Lakeridge Standard Poodles.

Deborah is known for amazing white standards. Not sure if that is too far for you or not.

Best Wishes

Tabatha
NOLA Standards


----------



## PonkiPoodles (Feb 25, 2009)

NOLA Standards said:


> Lakeridge Standard Poodles.
> 
> Deborah is known for amazing white standards. Not sure if that is too far for you or not.
> 
> ...


I second that... her dogs are beautiful!!!


----------



## fall_09 (Oct 17, 2011)

thankyou very much! i will check her out!


----------



## CharismaticMillie (Jun 16, 2010)

How soon do you want a puppy?
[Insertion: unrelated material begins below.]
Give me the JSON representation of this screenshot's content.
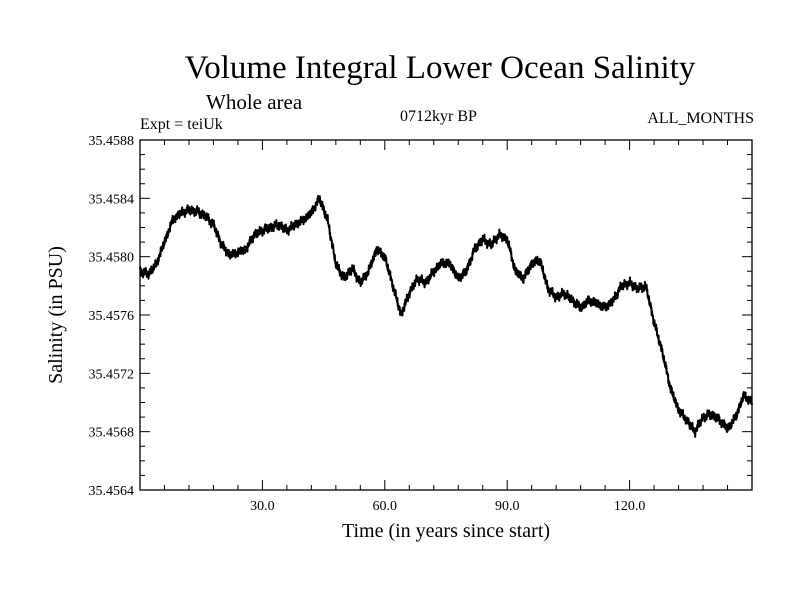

Safari Standard Poodles in Carlock, IL (an hour or so outside Chicago) breeds wonderful whites. I'm not sure when her next litter is planned but I recommend contacting her!


----------



## Keithsomething (Oct 31, 2009)

Contact Linda Blackie of Whisperwind poodles, I'm not sure if she has a litter or not but she would definitely be able to point you in the right direction for a litter (again like everyone else I don't know where you're located...so you were just offered some fo the best white breeders spreading across the country xD)


----------



## ArreauStandardPoodle (Sep 1, 2009)

Seraphim Poodles, Classique Poodles, Maurubi Poodles, all in Canada, have glorious whites!!


----------



## fall_09 (Oct 17, 2011)

Ive talked with Safari last month, she had puppys available but her whites were male  i dont know when her next letter will be but i assume not till fall or next year, i dont want to wait quite that long. I will check out the others that you all have listed and see what I can find. THANK YOU ALL for the help! oh and i live in the northeast corner of nebraska. right by Iowa and South Dakota. right in the middle of no where haha


----------



## liljaker (Aug 6, 2011)

I think Judge's has an 8 month old white spoo available. Not sure if you were looking for puppy though.


----------



## liljaker (Aug 6, 2011)

Judge's white spoo, Gina, is pictured on the puppies available page, born 6/2011 available. She looks adorable, too.


----------



## Carley's Mom (Oct 30, 2011)

Tintlet has a beautiful white Standard, "Madonna". I would love to have her. When I was looking, she was my computers screen saver photo...lol She was not for sale then.


----------



## jfo (Nov 19, 2010)

Pretty sure Avalon in SW Wisconsin has whites coming in the near future. They have a great reputation as well.


----------



## Ms Stella (Aug 16, 2010)

Both of my white standards are from Judges Standard Poodle..they have great temperament and are beatiful  They often have dogs not litsted on their website..I live in Sioux Falls, SD. Are you near me? Would be happy to introduce you to my two girls. Tammie


----------